Initially uncooperative, the youngster finally revealed the cause of his anger to Dr. Benarroch.
“He mistakenly believed his mother was preventing his father coming into the shelter, leaving him exposed to the Katyushas,” explains the psychiatrist. “The truth served not only to defuse the boy’s anger, but also to reconnect the children with their all-but-estranged father,” who was brought to see them.
Sometimes a call for help for one family member revealed another problem altogether. “The city asked me to check on a 5-year-old whose mother had reported her abnormally distressed,” says Dr. Galili. “She, her parents and five siblings aged 14 years to 10 months had been shut in a shelter for days. According to the exhausted mother, the child ran a fever each evening and, as there was no apparent cause, the parent attributed it to anxiety.”
Dr. Galili suggested to the parents that they try to structure their lives by establishing a daily routine in the shelter. “No,” said the mother. “I’m at the end of my rope. I’ve no energy for that kind of thing. I just want out of here.”

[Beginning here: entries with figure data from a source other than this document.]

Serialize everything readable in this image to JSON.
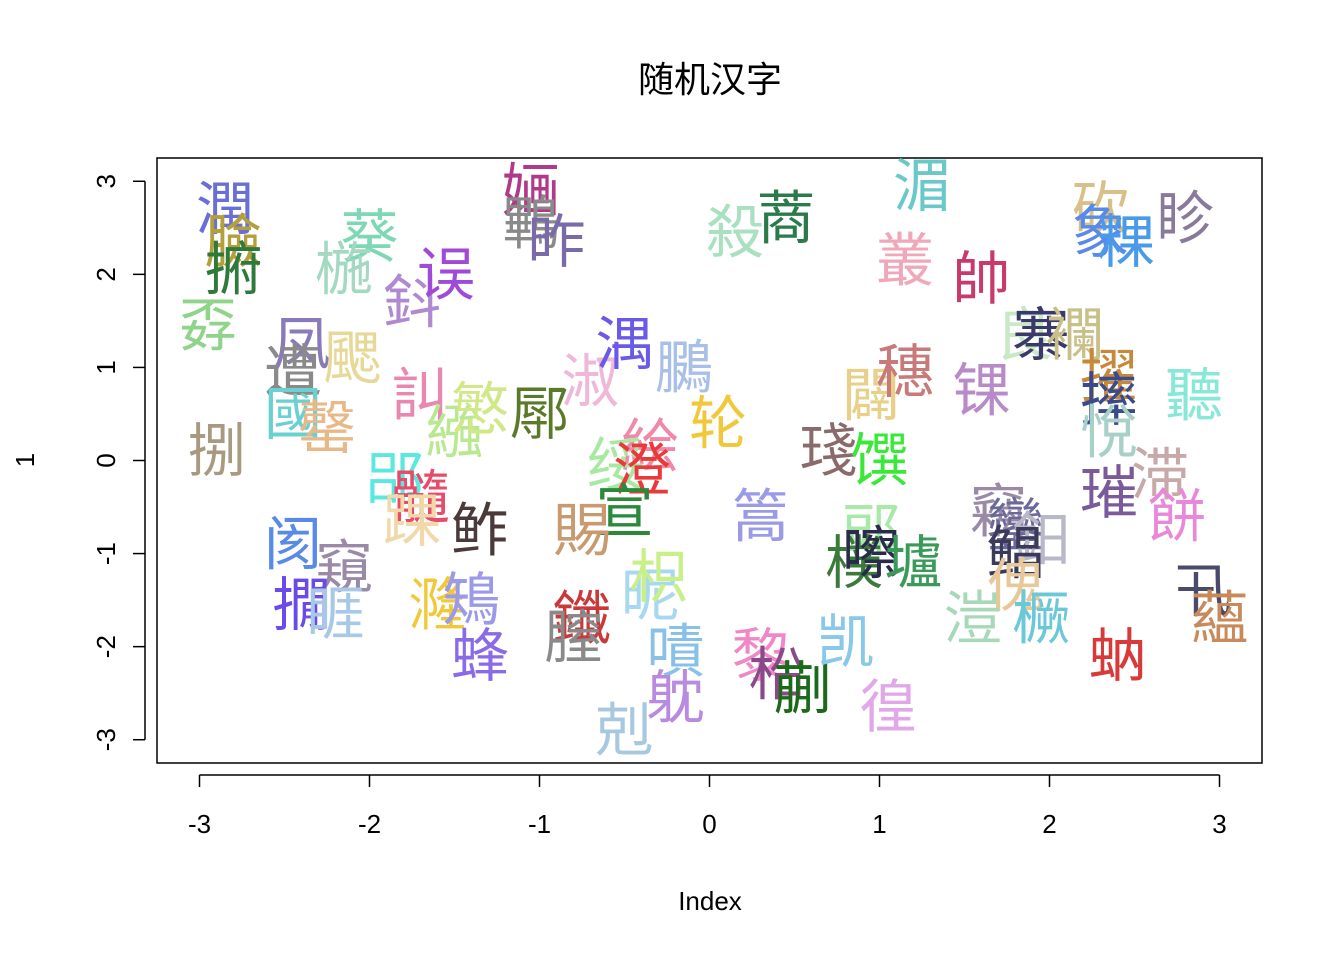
{
  "chart_data": {
    "type": "scatter",
    "title": "随机汉字",
    "xlabel": "Index",
    "ylabel": "1",
    "xlim": [
      -3.25,
      3.25
    ],
    "ylim": [
      -3.25,
      3.25
    ],
    "x_ticks": [
      -3,
      -2,
      -1,
      0,
      1,
      2,
      3
    ],
    "y_ticks": [
      -3,
      -2,
      -1,
      0,
      1,
      2,
      3
    ],
    "x_tick_labels": [
      "-3",
      "-2",
      "-1",
      "0",
      "1",
      "2",
      "3"
    ],
    "y_tick_labels": [
      "-3",
      "-2",
      "-1",
      "0",
      "1",
      "2",
      "3"
    ],
    "grid": false,
    "points": [
      {
        "label": "潤",
        "x": -2.85,
        "y": 2.7,
        "color": "#6a6fd4"
      },
      {
        "label": "臉",
        "x": -2.8,
        "y": 2.35,
        "color": "#b3a03a"
      },
      {
        "label": "捬",
        "x": -2.8,
        "y": 2.05,
        "color": "#2e7a3a"
      },
      {
        "label": "孬",
        "x": -2.95,
        "y": 1.45,
        "color": "#8fd48a"
      },
      {
        "label": "葵",
        "x": -2.0,
        "y": 2.4,
        "color": "#7ed8b4"
      },
      {
        "label": "椸",
        "x": -2.15,
        "y": 2.05,
        "color": "#a3d9c0"
      },
      {
        "label": "鈄",
        "x": -1.75,
        "y": 1.7,
        "color": "#b08ad0"
      },
      {
        "label": "误",
        "x": -1.55,
        "y": 2.0,
        "color": "#a04ad8"
      },
      {
        "label": "凤",
        "x": -2.4,
        "y": 1.25,
        "color": "#8a7ab8"
      },
      {
        "label": "遭",
        "x": -2.45,
        "y": 0.95,
        "color": "#8a8a8a"
      },
      {
        "label": "颸",
        "x": -2.1,
        "y": 1.1,
        "color": "#e8d898"
      },
      {
        "label": "國",
        "x": -2.45,
        "y": 0.5,
        "color": "#6ad0d0"
      },
      {
        "label": "罄",
        "x": -2.25,
        "y": 0.35,
        "color": "#e8b888"
      },
      {
        "label": "訆",
        "x": -1.7,
        "y": 0.7,
        "color": "#e888b0"
      },
      {
        "label": "繈",
        "x": -1.5,
        "y": 0.3,
        "color": "#b8e890"
      },
      {
        "label": "慜",
        "x": -1.35,
        "y": 0.55,
        "color": "#d0e888"
      },
      {
        "label": "捌",
        "x": -2.9,
        "y": 0.1,
        "color": "#a89a80"
      },
      {
        "label": "郘",
        "x": -1.85,
        "y": -0.2,
        "color": "#5ae8e0"
      },
      {
        "label": "髓",
        "x": -1.7,
        "y": -0.4,
        "color": "#e84a6a"
      },
      {
        "label": "踝",
        "x": -1.75,
        "y": -0.65,
        "color": "#f0d8a8"
      },
      {
        "label": "鲊",
        "x": -1.35,
        "y": -0.75,
        "color": "#4a3a3a"
      },
      {
        "label": "阂",
        "x": -2.45,
        "y": -0.9,
        "color": "#5a8ae8"
      },
      {
        "label": "窺",
        "x": -2.15,
        "y": -1.15,
        "color": "#9a8aa8"
      },
      {
        "label": "撊",
        "x": -2.4,
        "y": -1.55,
        "color": "#6a4ae8"
      },
      {
        "label": "睚",
        "x": -2.2,
        "y": -1.65,
        "color": "#a8c8e8"
      },
      {
        "label": "漋",
        "x": -1.6,
        "y": -1.55,
        "color": "#f0c83a"
      },
      {
        "label": "鴙",
        "x": -1.4,
        "y": -1.5,
        "color": "#9a9ae8"
      },
      {
        "label": "蜂",
        "x": -1.35,
        "y": -2.1,
        "color": "#8a6ae8"
      },
      {
        "label": "婳",
        "x": -1.05,
        "y": 2.9,
        "color": "#b03a8a"
      },
      {
        "label": "鷝",
        "x": -1.05,
        "y": 2.55,
        "color": "#8a8a8a"
      },
      {
        "label": "昨",
        "x": -0.9,
        "y": 2.35,
        "color": "#7a6aa8"
      },
      {
        "label": "鄏",
        "x": -1.0,
        "y": 0.5,
        "color": "#5a7a2a"
      },
      {
        "label": "淑",
        "x": -0.7,
        "y": 0.85,
        "color": "#f0b8d8"
      },
      {
        "label": "湡",
        "x": -0.5,
        "y": 1.25,
        "color": "#6a5ae8"
      },
      {
        "label": "鵩",
        "x": -0.15,
        "y": 1.0,
        "color": "#a8c0e8"
      },
      {
        "label": "轮",
        "x": 0.05,
        "y": 0.4,
        "color": "#f0c83a"
      },
      {
        "label": "絵",
        "x": -0.35,
        "y": 0.15,
        "color": "#f088a8"
      },
      {
        "label": "绥",
        "x": -0.55,
        "y": -0.05,
        "color": "#a8e8a0"
      },
      {
        "label": "澄",
        "x": -0.4,
        "y": -0.1,
        "color": "#e83a3a"
      },
      {
        "label": "宣",
        "x": -0.5,
        "y": -0.55,
        "color": "#2a8a3a"
      },
      {
        "label": "賜",
        "x": -0.75,
        "y": -0.75,
        "color": "#c89a70"
      },
      {
        "label": "昵",
        "x": -0.35,
        "y": -1.45,
        "color": "#a8d8f0"
      },
      {
        "label": "枳",
        "x": -0.3,
        "y": -1.25,
        "color": "#c8f088"
      },
      {
        "label": "鑯",
        "x": -0.75,
        "y": -1.7,
        "color": "#c83a3a"
      },
      {
        "label": "膣",
        "x": -0.8,
        "y": -1.9,
        "color": "#8a8a8a"
      },
      {
        "label": "嘖",
        "x": -0.2,
        "y": -2.05,
        "color": "#88c0e8"
      },
      {
        "label": "躭",
        "x": -0.2,
        "y": -2.55,
        "color": "#b88ae0"
      },
      {
        "label": "剋",
        "x": -0.5,
        "y": -2.9,
        "color": "#a8c8e0"
      },
      {
        "label": "殺",
        "x": 0.15,
        "y": 2.45,
        "color": "#a8e0c0"
      },
      {
        "label": "蔏",
        "x": 0.45,
        "y": 2.6,
        "color": "#2a7a4a"
      },
      {
        "label": "篙",
        "x": 0.3,
        "y": -0.6,
        "color": "#9a9ae8"
      },
      {
        "label": "琖",
        "x": 0.7,
        "y": 0.1,
        "color": "#8a6a6a"
      },
      {
        "label": "馔",
        "x": 1.0,
        "y": 0.0,
        "color": "#3ae83a"
      },
      {
        "label": "闢",
        "x": 0.95,
        "y": 0.7,
        "color": "#e8d088"
      },
      {
        "label": "穗",
        "x": 1.15,
        "y": 0.95,
        "color": "#c87a7a"
      },
      {
        "label": "郖",
        "x": 0.95,
        "y": -0.75,
        "color": "#a8e8a8"
      },
      {
        "label": "樸",
        "x": 0.85,
        "y": -1.1,
        "color": "#3a7a3a"
      },
      {
        "label": "嚓",
        "x": 0.95,
        "y": -1.0,
        "color": "#2a2a4a"
      },
      {
        "label": "壚",
        "x": 1.2,
        "y": -1.1,
        "color": "#3a9a5a"
      },
      {
        "label": "黎",
        "x": 0.3,
        "y": -2.1,
        "color": "#f088c8"
      },
      {
        "label": "柗",
        "x": 0.4,
        "y": -2.3,
        "color": "#8a4a8a"
      },
      {
        "label": "蒯",
        "x": 0.55,
        "y": -2.45,
        "color": "#1a6a1a"
      },
      {
        "label": "凯",
        "x": 0.8,
        "y": -1.95,
        "color": "#88c8e8"
      },
      {
        "label": "徨",
        "x": 1.05,
        "y": -2.65,
        "color": "#e0a8e8"
      },
      {
        "label": "湄",
        "x": 1.25,
        "y": 2.95,
        "color": "#6ac8c8"
      },
      {
        "label": "叢",
        "x": 1.15,
        "y": 2.15,
        "color": "#f0a8b8"
      },
      {
        "label": "帥",
        "x": 1.6,
        "y": 1.95,
        "color": "#c83a6a"
      },
      {
        "label": "锞",
        "x": 1.6,
        "y": 0.75,
        "color": "#b88ac8"
      },
      {
        "label": "良",
        "x": 1.85,
        "y": 1.35,
        "color": "#c8e8c8"
      },
      {
        "label": "寨",
        "x": 1.95,
        "y": 1.35,
        "color": "#3a3a6a"
      },
      {
        "label": "襴",
        "x": 2.15,
        "y": 1.35,
        "color": "#c8c088"
      },
      {
        "label": "竊",
        "x": 1.7,
        "y": -0.55,
        "color": "#9a8aa8"
      },
      {
        "label": "鑾",
        "x": 1.8,
        "y": -0.7,
        "color": "#6a6a9a"
      },
      {
        "label": "鈤",
        "x": 1.95,
        "y": -0.85,
        "color": "#b8b8c8"
      },
      {
        "label": "鲳",
        "x": 1.8,
        "y": -1.0,
        "color": "#3a3a5a"
      },
      {
        "label": "傀",
        "x": 1.8,
        "y": -1.35,
        "color": "#e8c898"
      },
      {
        "label": "溰",
        "x": 1.55,
        "y": -1.7,
        "color": "#a8d8b8"
      },
      {
        "label": "橛",
        "x": 1.95,
        "y": -1.7,
        "color": "#6ac8d8"
      },
      {
        "label": "砍",
        "x": 2.3,
        "y": 2.7,
        "color": "#d8c088"
      },
      {
        "label": "象",
        "x": 2.3,
        "y": 2.45,
        "color": "#5a8ae8"
      },
      {
        "label": "粿",
        "x": 2.45,
        "y": 2.35,
        "color": "#4a9ae8"
      },
      {
        "label": "眕",
        "x": 2.8,
        "y": 2.6,
        "color": "#8a7a9a"
      },
      {
        "label": "擢",
        "x": 2.35,
        "y": 0.9,
        "color": "#c8883a"
      },
      {
        "label": "摔",
        "x": 2.35,
        "y": 0.65,
        "color": "#3a4a8a"
      },
      {
        "label": "悅",
        "x": 2.35,
        "y": 0.3,
        "color": "#a8d0c8"
      },
      {
        "label": "聽",
        "x": 2.85,
        "y": 0.7,
        "color": "#88e8d8"
      },
      {
        "label": "璀",
        "x": 2.35,
        "y": -0.35,
        "color": "#7a5a9a"
      },
      {
        "label": "滞",
        "x": 2.65,
        "y": -0.15,
        "color": "#c8a8a8"
      },
      {
        "label": "餅",
        "x": 2.75,
        "y": -0.6,
        "color": "#e888d8"
      },
      {
        "label": "蚋",
        "x": 2.4,
        "y": -2.1,
        "color": "#d83a3a"
      },
      {
        "label": "卂",
        "x": 2.9,
        "y": -1.4,
        "color": "#4a4a6a"
      },
      {
        "label": "蘊",
        "x": 3.0,
        "y": -1.7,
        "color": "#c88a5a"
      }
    ]
  }
}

Turning to the 5-year-old, Dr. Galili watched her play happily with her siblings and engage trustingly with her parents. “I asked her to draw a picture, and she used bright optimistic colors,” she says. “I asked her how she felt when she heard the Katyushas come, and she articulately described how her stomach clenched and, filled with fear, she waited for the noise to end.
“In short,” Dr. Galili continues, “I saw a strong and well-adjusted child—and a mother at the end of her resources. Before I could work further with the family, however, they found hosts in Ma’aleh Adumim and thankfully left Nahariya.”
Like hadassah’s physicians, nurses and psychologists, the medical center’s social workers know they made a genuine contribution to the welfare of people in Nahariya.
“We’re experienced in working with the sick and the elderly,” says Rita Abramov. “We know how to calm people so they can explain their problems and think with us how to solve them. And we have the necessary professional contacts with national health and welfare bodies. All this uniquely qualified us for an interventional role in this situation.”
In normal times, Nahariya’s Crisis Control Center’s 30 phone lines handle local problems with water, housing, trash collection and electricity. Assisted by Abramov and members of her staff, the call service was given over to social welfare difficulties during the war in southern Lebanon.
“I answered a call from the mother of a family of four, the eldest of whom is 22 and severely mentally retarded,” recalls Abramov. “He was terrified of the bombardment but would not go into the shelter, and she didn’t know what to do. Within two hours, we had the whole family on its way to Jerusalem for a one-week stay in a hotel.”
This was just the beginning. The family, which depended on social security, had no funds since Nahariya’s National Insurance offices had closed because of the bombing. Abramov arranged for payment to be made through the Jerusalem office. She found a Jerusalem organization for the handicapped to care for the eldest son during the day and obtained accommodations for the family in another hotel for a second week.
“The Hadassah teams added immeasurably to our manpower and to our resources at a time when we desperately needed both,” says Ada Schenfeld. “I stayed on in Nahariya after half the population left because Nahariya is where I live and work. Hadassah came here because they wanted to.”
“Many medical centers promised to help us,” says Jackie Sabag, mayor of Nahariya. “Hadassah is the one that came.”